Temperature Controlled Capillary Driven Sequential Stacking Self-Assembly using Two Different Adhesives

In this paper, a new temperature controlled sequential stacking self-assembly technique is proposed. This method utilizes capillary force generated by two different liquid of TEGDMA (triethyleneglycol dimethacrylate) and 42Sn-58Bi solder as adhesives. TEGDMA with an additional thermal initiator is liquid at room temperature and hardens by heat. 42Sn-58Bi solder is solid at room temperature and melts at 138 degC. Since TEGDMA and 42Sn-58Bi solder are selectively utilized as adhesives by setting the process temperature at room temperature for TEGDMA and 150 degC for 42Sn-58Bi solder, the sequential self-assembly of different components can be realized. The feasibility of the proposed process and alignment accuracy are experimentally and theoretically examined using 1 mm square silicon chips as test components.
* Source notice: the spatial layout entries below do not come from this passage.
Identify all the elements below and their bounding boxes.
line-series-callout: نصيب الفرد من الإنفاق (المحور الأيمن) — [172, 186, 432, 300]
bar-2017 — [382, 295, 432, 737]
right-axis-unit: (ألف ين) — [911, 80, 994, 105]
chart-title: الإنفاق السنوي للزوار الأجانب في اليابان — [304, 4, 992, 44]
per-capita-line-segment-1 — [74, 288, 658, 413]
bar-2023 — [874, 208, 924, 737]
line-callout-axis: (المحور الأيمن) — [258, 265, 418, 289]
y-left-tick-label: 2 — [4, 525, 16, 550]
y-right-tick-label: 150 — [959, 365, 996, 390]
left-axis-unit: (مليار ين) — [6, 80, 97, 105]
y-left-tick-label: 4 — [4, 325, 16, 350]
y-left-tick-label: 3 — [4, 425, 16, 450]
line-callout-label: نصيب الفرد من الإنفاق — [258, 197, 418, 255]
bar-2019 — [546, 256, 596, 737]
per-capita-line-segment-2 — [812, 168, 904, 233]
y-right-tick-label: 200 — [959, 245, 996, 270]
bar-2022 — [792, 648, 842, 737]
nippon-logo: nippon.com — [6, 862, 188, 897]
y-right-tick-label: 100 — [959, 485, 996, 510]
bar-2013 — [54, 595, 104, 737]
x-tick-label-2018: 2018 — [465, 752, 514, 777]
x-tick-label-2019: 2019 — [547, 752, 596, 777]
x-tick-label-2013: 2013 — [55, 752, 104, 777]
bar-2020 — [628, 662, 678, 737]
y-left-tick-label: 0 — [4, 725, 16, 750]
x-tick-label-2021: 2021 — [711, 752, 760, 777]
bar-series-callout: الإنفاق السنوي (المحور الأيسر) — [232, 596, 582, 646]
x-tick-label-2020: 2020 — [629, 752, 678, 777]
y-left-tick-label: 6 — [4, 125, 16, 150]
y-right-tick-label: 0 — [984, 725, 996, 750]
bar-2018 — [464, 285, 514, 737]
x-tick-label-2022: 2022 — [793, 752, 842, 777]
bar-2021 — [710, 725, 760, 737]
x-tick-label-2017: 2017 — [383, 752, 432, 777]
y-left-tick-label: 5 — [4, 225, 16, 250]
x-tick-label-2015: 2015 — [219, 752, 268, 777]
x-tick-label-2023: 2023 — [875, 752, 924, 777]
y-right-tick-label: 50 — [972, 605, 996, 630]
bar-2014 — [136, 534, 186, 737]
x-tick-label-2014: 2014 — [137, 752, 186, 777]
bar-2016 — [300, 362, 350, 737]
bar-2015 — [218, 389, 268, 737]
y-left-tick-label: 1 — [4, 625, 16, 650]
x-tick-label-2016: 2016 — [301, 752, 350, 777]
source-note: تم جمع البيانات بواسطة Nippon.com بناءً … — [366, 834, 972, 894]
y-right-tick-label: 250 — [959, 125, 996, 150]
The first component assembly on a substrate is carried out at room temperature using TEGDMA, and the second component assembly on the assembled component is carried out at 150 degC using 42Sn-58Bi solder. Both assembly steps are carried out in EG (Ethylene Glycol) solvent with an additional sulfuric acid. It was confirmed that the first and the second assembly were successfully done at room temperature and at 150 degC, and alignment accuracy of the first and the second assembly were 33 mum and a few mum, respectively.